Other companies exploring photonics include Hewlett-Packard (HPQ). But the Palo Alto tech giant also is working on something called "memristors" with South Korea's Hynix Semiconductor.
Because memristors function on the principal that electrical resistance increases when current flows through a device one way and decreases when it flows the opposite direction, HP believes memristors could be turned into tiny electrical switches, reducing the number of transistors traditionally used on chips, while boosting the chip's processing power.
While other materials eventually may be determined to be superior, HP already has successfully made memristor switches from titanium dioxide on a layer of platinum and placed it within a tiny grid of wires, said Stan Williams, an HP senior fellow and director of the company's nanoelectronics research group.
By running current through a part of the titanium dioxide where oxygen atoms were removed -- slightly altering its resistance -- HP has caused the memristor to open and close like a switch, a technical success that Williams said eventually might enable memristor-populated grids to be programmed to store and process information.
Noting that it may be possible to replace a dozen transistors in certain types of circuits with a single memristor no bigger than about 3 nanometers wide -- roughly nine atoms -- he said, "we can easily see factors-of-10 improvements in certain types of chips" using such a switch.
But Williams cautioned that it would be physically impossible to build anything smaller than an atom, even with memristors.
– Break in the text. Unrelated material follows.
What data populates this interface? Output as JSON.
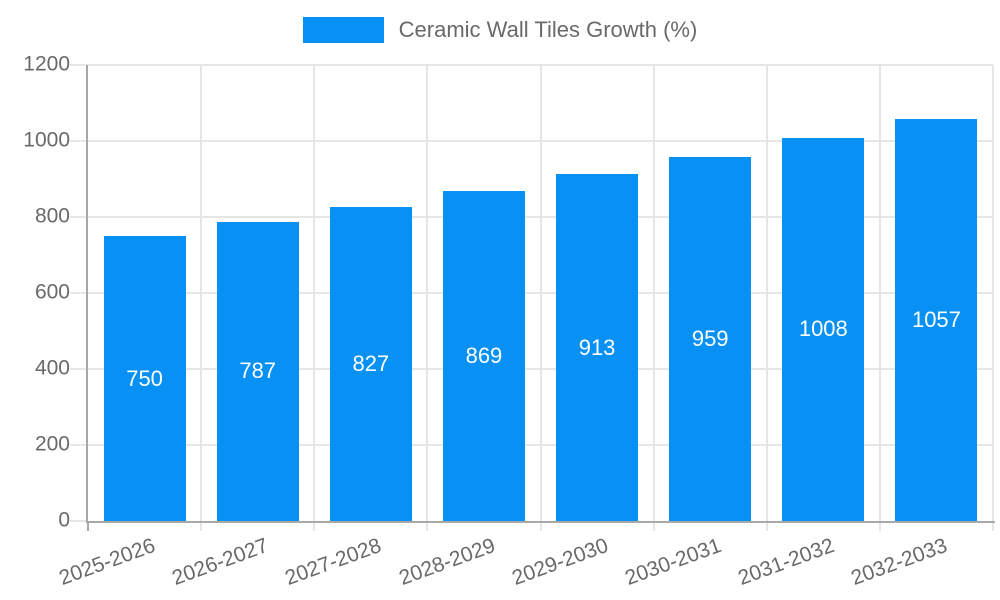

And while no one knows when the limit will be reached for shrinking chips under Moore's Law, "we are very close," he said. "There is not that much room to go."

CREATING MOORE'S LAW
Nearly a half-century ago, Intel co-founder Gordon Moore foresaw a future filled with remarkable devices made possible by cramming microchips with an increasing array of transistors, tiny components that amplify and switch electronic signals.
In a 1965 Electronics Magazine article, he first postulated that the number of chip transistors would roughly double every year, though in 1975 he revised that to every two years. So far, his prediction has largely proved correct. Intel's first microprocessor in 1971 contained 2,300 transistors. That number had risen to 275,000 by 1985, to 42 million by 2000, to 592 million by 2004 and to nearly 3 billion today.